Harvard Kennedy School Professor Samantha Power has been tapped for a senior foreign policy position on the National Security Council.
Power—who won a Pulitzer Prize for her book on human rights—will join a slew of Harvard professors moving to Washington to join the Obama administration, including many of her colleagues at the Kennedy School and her husband, Cass R. Sunstein ’75, a professor at Harvard Law School.
While the details about Power’s role remain unclear at this point, she will be required to work closely with Secretary of State Clinton as the senior director for multilateral affairs at the NSC, according to the Associated Press.
In March 2008, Power gained notoriety during the presidential campaign for calling Hillary Clinton a “monster.” She resigned as an adviser to the Obama campaign soon after.
Her gesture to apologize to Clinton was reportedly well-received, and Power was brought back into the fold to review both the State Department and the U.S. mission to the United Nations for the presidential transition.
Power’s colleagues at HKS lauded her appointment, citing her foreign policy and academic credentials as key reasons she will be able to make a lasting contribution in the administration.

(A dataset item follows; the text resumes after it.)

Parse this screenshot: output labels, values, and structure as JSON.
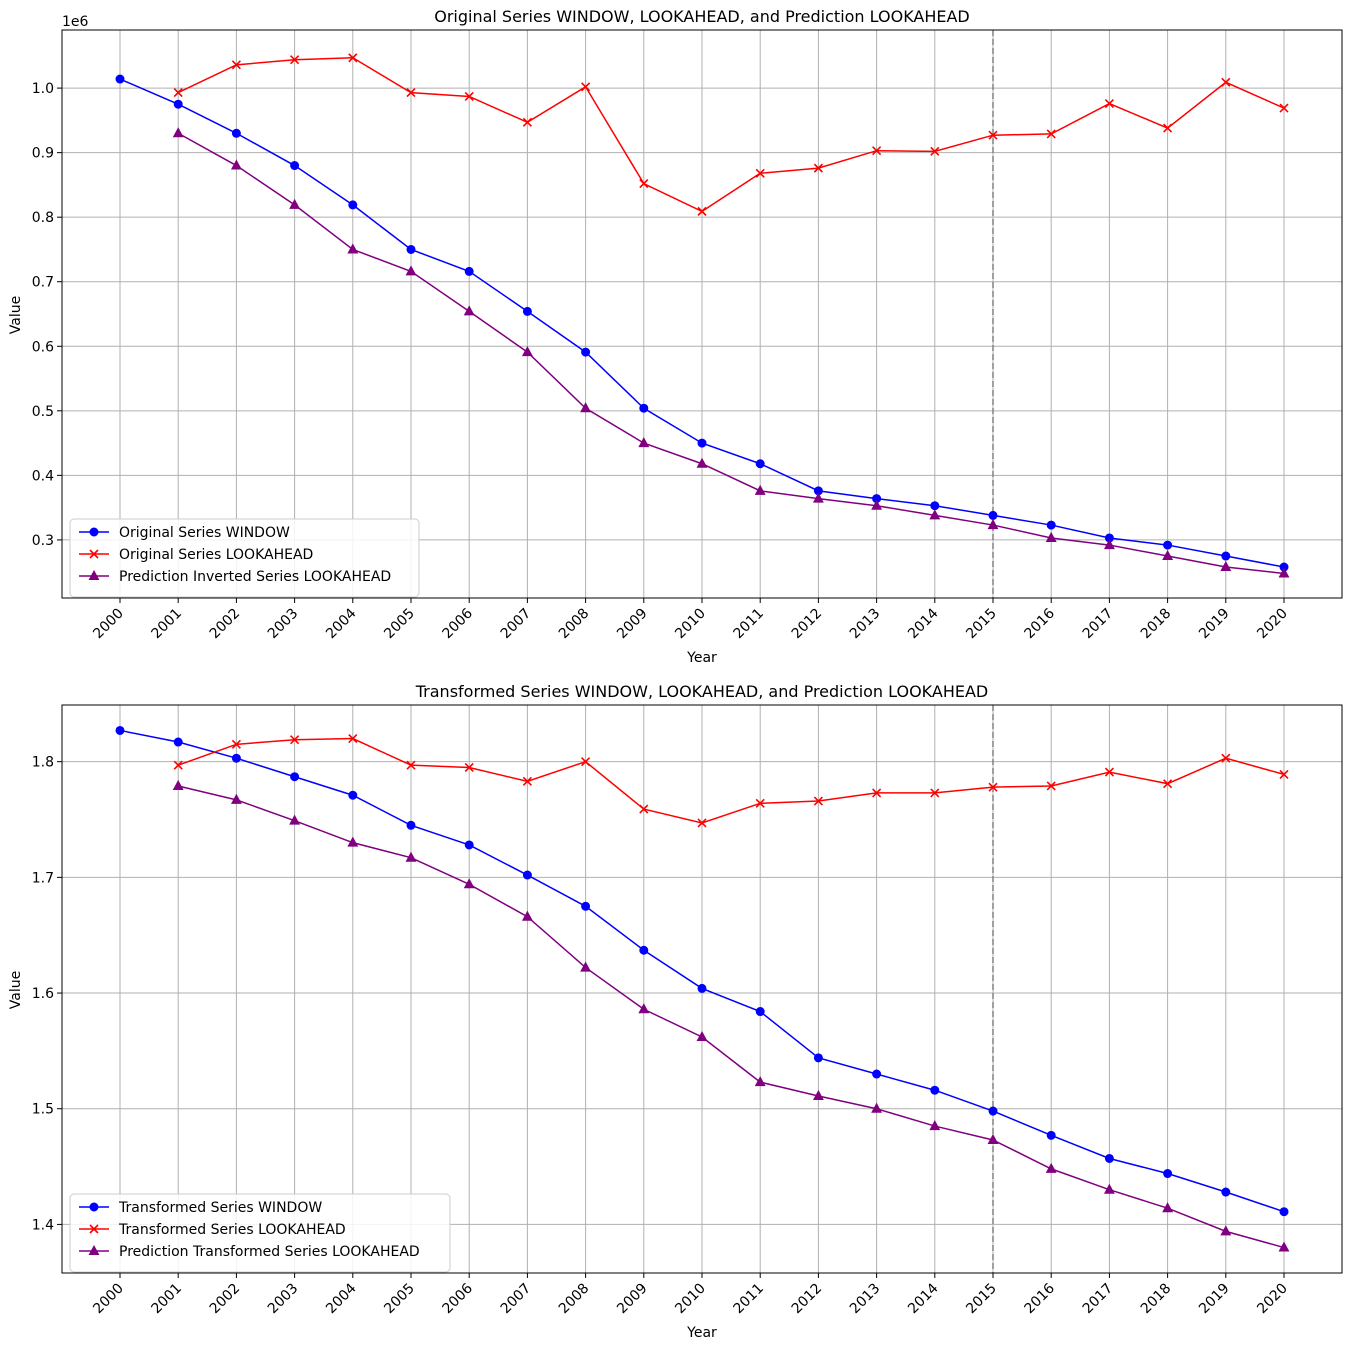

Former Dean of the Kennedy School Joseph S. Nye—who has been offered the position of U.S. ambassador to Japan—recalled that Power played an instrumental role in building the school’s Carr Center for Human Rights Policy, which she founded in 1999.
“She was energetic, intelligent, and a great success,” Nye wrote in an e-mailed statement. “She is a remarkably talented person, and I am sure she will make a major contribution on the NSC.”
Kennedy School Professor Graham T. Allison Jr.—who met Power when she was a third-year student at Harvard Law School and later co-edited a book on human rights with her—said that Power’s academic work may provide the best clues for how she will shape foreign policy in her new role on the NSC.
“A Problem from Hell,” her Pulitzer Prize winning book in 2003, explores the nation’s response to genocides in Cambodia, Iraq, and Rwanda among others, throughout the twentieth century.
Kennedy School Professor Jeffrey A. Frankel points to her “passionate” efforts in bringing the issues raised by the Rwandan genocide, for example, to national attention.
“People speculate as to why Bill Clinton did not intervene to try to stop the Rwandan genocide,” said Frankel, who served on the Council of Economic Advisors under Clinton.
“They probably don’t realize that there was never even a meeting in the White House at which such an action would have been considered,” he added.
Frankel said that if another similar event were to take place, Power, in her role on the NSC, would “bring it forcefully to President Obama’s attention.”